Fabian Muster

Was für den ganzen Kanton gilt, dem kann sich auch Matzendorf nicht entziehen. Wenn bei Gemeinderatswahlen dieselbe Anzahl Kandidaten antreten, wie es Sitze zu vergeben hat, gibt es stille Wahlen. So stehts deutlich im Paragrafen 67 der politischen Rechte.

«Der Wahlakt unterbleibt, wenn es entweder eine gemeinsame Liste aller Parteien gibt oder nur soviel Kandidaten antreten wie es Sitze hat», sagt André Grolimund, Leiter vom kantonalen Amt für Gemeinden. Damit sind die sieben Kandidaten der drei Ortsparteien FdP, CVP und SP/Unabhängige für die sieben Sitze in stiller Wahl gewählt. Die Kampfwahlen entfallen, welche bereits fälschlicherweise angekündigt wurden.
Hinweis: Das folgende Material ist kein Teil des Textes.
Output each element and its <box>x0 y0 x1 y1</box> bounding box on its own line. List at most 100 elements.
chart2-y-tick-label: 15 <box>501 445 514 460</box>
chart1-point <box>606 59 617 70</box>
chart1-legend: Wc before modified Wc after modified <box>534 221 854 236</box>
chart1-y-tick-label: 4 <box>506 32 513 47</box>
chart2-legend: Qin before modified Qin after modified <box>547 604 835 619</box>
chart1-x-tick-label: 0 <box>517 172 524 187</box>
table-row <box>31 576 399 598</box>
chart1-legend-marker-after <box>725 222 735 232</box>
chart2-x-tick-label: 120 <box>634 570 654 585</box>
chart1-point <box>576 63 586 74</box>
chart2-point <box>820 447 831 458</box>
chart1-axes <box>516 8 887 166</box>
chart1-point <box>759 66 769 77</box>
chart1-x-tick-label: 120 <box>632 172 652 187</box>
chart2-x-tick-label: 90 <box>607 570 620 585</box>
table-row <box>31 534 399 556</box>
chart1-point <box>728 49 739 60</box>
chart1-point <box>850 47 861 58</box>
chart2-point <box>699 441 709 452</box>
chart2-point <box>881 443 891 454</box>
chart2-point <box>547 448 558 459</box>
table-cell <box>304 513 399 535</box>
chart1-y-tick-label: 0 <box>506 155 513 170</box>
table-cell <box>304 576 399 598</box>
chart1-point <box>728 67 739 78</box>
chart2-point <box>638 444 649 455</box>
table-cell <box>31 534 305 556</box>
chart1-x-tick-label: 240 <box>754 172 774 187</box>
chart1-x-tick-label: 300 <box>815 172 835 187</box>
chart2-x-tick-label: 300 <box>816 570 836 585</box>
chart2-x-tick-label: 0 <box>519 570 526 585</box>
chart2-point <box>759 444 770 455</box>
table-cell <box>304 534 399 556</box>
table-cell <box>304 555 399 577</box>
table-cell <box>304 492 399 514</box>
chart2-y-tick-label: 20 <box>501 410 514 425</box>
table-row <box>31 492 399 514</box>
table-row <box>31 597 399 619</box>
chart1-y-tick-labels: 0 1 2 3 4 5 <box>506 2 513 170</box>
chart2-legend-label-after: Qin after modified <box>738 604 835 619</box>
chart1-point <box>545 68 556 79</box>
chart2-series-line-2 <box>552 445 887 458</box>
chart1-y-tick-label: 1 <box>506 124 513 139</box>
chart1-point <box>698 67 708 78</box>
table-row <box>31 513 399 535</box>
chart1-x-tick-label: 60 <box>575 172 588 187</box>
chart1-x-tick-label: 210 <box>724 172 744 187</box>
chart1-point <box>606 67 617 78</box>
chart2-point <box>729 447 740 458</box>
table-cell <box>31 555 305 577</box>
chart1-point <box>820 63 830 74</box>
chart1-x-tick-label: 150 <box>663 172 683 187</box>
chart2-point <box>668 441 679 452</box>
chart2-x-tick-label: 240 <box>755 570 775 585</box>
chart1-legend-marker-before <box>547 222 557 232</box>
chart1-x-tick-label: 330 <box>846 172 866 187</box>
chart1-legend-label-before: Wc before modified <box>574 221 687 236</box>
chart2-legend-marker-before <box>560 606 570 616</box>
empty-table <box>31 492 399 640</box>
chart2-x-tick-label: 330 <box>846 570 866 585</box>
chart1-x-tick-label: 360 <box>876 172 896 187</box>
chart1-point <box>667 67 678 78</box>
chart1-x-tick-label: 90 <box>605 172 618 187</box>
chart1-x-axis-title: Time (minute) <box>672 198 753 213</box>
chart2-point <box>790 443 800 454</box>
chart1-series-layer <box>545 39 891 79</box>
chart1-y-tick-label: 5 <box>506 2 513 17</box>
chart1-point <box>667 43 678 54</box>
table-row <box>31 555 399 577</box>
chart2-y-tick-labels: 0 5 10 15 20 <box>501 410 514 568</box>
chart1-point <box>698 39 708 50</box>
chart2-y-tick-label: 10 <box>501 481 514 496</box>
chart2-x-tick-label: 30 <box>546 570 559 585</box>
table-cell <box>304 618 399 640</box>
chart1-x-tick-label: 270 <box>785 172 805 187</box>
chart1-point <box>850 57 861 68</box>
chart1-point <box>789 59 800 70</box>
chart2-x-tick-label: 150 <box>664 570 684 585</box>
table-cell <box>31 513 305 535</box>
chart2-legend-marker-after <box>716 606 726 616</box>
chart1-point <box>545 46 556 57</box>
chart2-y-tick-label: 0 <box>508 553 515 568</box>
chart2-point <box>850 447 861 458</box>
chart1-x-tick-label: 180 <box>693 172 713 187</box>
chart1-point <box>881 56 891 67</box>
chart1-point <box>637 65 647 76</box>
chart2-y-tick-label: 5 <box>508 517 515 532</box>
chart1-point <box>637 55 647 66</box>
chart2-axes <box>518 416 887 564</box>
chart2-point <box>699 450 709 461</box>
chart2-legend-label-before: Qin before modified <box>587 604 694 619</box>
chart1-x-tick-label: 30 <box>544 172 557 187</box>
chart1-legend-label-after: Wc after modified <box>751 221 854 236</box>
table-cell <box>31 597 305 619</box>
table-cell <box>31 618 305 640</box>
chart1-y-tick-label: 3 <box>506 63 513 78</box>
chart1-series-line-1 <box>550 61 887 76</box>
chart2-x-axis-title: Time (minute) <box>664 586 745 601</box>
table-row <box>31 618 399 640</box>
«Ich bin davon ausgegangen, dass es für stille Wahlen eine gemeinsame Liste aller Parteien braucht. Das war bei uns nicht der Fall», versucht Gemeindeverwalter Kurt Nussbaumer das Missgeschick zu erklären. Daher sei er der Meinung gewesen, das Volk müsse die Sitzverteilung bestimmen. Doch nun dürfen die Matzendörfer trotzdem nicht wählen. Und das hat Folgen für die Sitzverteilung.

CVP klare Verlierer, SP Gewinner

In der nächsten Legislatur kommen im von neun auf sieben Sitze verkleinerten Rat damit die SP/Unabhängigen und die FdP auf je drei Mandate. Die CVP noch auf eins. Bisher waren die FdP mit vier, die CVP mit drei und die SP/Unabhängige mit zwei Sitzen vertreten. Klare Verliererin ist somit die CVP, Gewinnerin die SP/Unabhängige.

«Wir müssen uns selbst an der Nase nehmen, weil nicht mehr Leute gefunden werden konnten», sagt CVP-Ortspräsident Walter Winistörfer. Für sie sei halt jetzt der Zug abgefahren. Anders tönt es hingegen bei den SP/Unabhängigen: «Wir konnten nicht mit so vielen Sitzen rechnen», freut sich Ortspräsident Jürg Ottiger. Und die FdP? Sie hat mit drei Sitzen ihr Minimalziel erreicht. Ortspräsident Anton Meier war aber für eine Stellungnahme nicht zu erreichen.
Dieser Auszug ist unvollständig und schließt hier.